With these words, President Clinton signed the Congressional Accountability Act last January. Effective next year, the act promises to end congressional exemptions from the multitude of statutes regulating private employment practices.Unfortunately, despite unreserved commitments from members of both political parties to subject Congress to private sector laws, some are working behind the scenes to carve out special exceptions before the act becomes effective.
The primary focus of these efforts is the 57-year-old law requiring minimum wages and overtime premiums for work hours in excess of 40 per week - the Fair Labor Standards Act - FLSA.
It is little wonder that the FLSA is triggering such concern. On the one hand, the FLSA regulates every aspect of wage and hour relationships in excruciating detail.

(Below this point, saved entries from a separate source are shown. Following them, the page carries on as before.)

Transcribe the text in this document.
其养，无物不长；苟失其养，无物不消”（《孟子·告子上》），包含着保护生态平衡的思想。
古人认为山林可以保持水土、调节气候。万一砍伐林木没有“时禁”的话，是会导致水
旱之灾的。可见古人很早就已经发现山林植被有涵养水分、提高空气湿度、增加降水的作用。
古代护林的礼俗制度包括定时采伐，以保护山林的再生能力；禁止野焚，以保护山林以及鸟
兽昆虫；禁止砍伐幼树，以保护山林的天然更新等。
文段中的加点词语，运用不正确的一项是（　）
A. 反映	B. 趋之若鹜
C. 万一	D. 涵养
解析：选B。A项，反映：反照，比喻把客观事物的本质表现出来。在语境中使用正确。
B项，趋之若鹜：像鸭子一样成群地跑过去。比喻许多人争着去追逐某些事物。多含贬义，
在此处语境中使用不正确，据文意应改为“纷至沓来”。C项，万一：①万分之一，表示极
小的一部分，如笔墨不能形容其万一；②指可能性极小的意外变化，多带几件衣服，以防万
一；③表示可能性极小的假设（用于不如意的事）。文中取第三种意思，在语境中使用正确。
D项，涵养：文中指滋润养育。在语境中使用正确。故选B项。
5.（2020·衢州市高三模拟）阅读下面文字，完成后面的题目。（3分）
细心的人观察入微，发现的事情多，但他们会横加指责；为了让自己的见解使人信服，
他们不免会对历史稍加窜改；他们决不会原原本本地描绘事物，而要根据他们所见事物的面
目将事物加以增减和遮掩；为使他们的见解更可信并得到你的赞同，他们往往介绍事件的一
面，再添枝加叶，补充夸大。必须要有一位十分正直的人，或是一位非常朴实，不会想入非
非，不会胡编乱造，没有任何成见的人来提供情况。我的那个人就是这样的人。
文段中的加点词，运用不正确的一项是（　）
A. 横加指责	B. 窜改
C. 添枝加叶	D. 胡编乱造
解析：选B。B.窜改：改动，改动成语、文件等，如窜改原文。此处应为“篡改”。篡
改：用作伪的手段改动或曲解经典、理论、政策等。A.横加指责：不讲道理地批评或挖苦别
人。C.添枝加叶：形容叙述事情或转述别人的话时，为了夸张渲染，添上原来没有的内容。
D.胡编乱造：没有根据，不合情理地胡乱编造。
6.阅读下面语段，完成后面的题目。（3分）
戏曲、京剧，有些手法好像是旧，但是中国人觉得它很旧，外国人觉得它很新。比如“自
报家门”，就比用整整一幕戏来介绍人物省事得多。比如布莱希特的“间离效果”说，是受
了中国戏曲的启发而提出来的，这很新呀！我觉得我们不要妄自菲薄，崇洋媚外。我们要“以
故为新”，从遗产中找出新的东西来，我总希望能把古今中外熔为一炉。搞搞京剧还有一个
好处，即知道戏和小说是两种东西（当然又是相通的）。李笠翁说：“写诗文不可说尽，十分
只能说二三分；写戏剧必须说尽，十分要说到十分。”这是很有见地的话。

On the other hand, the statute exempts "executive, administrative, and professional" employees, but it defines these categories through regulations that are so lengthy, convoluted and vague that employers - and even courts - cannot be certain of their exemption decisions.
Although the Congressional Accountability Act is supposed to force Congress to live with this same law, the budgetary impact of overtime premiums is prompting some members to look for an escape hatch. They may have found one in the Office of Compliance, a congressional agency created to satisfy some members' concerns about the implications of subjecting themselves to executive branch regulatory and enforcement authority.

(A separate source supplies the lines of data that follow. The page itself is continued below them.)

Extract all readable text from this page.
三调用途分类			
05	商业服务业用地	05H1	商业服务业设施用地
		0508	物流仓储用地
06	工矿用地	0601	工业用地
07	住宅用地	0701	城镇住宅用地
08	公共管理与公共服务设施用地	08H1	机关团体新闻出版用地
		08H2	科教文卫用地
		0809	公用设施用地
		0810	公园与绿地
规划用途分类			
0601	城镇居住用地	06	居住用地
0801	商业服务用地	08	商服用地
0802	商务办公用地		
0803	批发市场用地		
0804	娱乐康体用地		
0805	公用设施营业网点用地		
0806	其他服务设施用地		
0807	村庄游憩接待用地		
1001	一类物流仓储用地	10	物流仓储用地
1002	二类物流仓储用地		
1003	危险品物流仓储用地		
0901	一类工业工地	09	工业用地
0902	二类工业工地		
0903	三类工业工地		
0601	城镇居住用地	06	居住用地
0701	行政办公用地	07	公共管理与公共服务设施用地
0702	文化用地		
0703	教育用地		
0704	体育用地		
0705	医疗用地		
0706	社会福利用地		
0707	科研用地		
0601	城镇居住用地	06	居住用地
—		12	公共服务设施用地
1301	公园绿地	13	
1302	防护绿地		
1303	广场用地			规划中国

Under the act, the Office of Compliance must issue regulations by next January specifying exactly how the FLSA's private sector requirements are to be implemented in the legislative branch. The office is empowered to deviate from private sector standards only "for good cause shown," and then only if an alternative "would be more effective for the implementation of the rights and pro-tec-tions" of the FLSA.

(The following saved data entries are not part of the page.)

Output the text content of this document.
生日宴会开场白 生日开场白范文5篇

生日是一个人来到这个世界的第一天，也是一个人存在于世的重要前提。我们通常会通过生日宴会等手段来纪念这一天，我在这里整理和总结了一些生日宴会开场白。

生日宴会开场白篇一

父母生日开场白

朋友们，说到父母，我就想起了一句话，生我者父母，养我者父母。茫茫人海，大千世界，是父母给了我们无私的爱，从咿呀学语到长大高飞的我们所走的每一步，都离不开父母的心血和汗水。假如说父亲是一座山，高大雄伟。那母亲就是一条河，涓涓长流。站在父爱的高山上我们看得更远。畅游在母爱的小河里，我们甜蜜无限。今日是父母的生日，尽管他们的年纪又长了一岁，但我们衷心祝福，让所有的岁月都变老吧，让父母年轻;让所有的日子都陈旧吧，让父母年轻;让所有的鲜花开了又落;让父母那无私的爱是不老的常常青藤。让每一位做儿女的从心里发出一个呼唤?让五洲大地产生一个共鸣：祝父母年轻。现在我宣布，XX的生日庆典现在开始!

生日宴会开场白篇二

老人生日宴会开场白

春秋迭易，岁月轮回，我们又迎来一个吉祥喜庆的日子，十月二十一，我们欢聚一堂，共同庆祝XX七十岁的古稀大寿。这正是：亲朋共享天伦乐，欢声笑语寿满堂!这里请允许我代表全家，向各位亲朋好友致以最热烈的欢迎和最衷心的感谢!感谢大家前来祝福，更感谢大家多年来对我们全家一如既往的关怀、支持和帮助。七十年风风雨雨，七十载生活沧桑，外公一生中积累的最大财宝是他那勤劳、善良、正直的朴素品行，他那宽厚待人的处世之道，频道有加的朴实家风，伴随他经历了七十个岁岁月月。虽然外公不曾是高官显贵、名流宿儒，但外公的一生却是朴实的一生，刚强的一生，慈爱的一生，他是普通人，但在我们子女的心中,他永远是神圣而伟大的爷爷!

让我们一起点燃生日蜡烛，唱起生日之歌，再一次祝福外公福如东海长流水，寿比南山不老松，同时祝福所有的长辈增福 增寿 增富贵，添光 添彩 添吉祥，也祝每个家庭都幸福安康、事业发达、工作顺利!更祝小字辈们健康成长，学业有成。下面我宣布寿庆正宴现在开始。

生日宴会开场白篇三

Yet some members are pressuring the office's independent five-member board of directors to soften the FLSA's impact by substantially weakening many of the statute's key provisions as applied to Congress.
These pleas are apparently having an effect. Last month, the Office of Compliance issued partial proposed regulations authorizing, among other things, compensatory time for congressional employees. Compensatory time - future time off in lieu of cash for overtime hours - is allowed on a voluntary basis in the government, but is generally forbidden in the private sector. Meanwhile, legislation allowing private business to grant voluntary compensatory time remains mired in committee.
Private businesses have lobbied for years seeking compensatory time and other meaningful reforms to the FLSA. Many would like to see broader reforms, including a simplified exemption systems separating those who need FLSA protections from those who do not, primarily based on income. The prospects for such legislation are substantially less favorable, however, if Congress is spared the burdens of private sector laws.
Contrary to what some members may think, Congress is not the only employer that faces schedule disruptions, recordkeeping burdens or demands to keep employment costs within budget.
If the law, as presently written, imposes too much of a burden on Congress, then it should be changed for all employers, public and private. It should not be maintained in its current state while Congress enjoys a special regulatory oasis created by the Office of Compliance.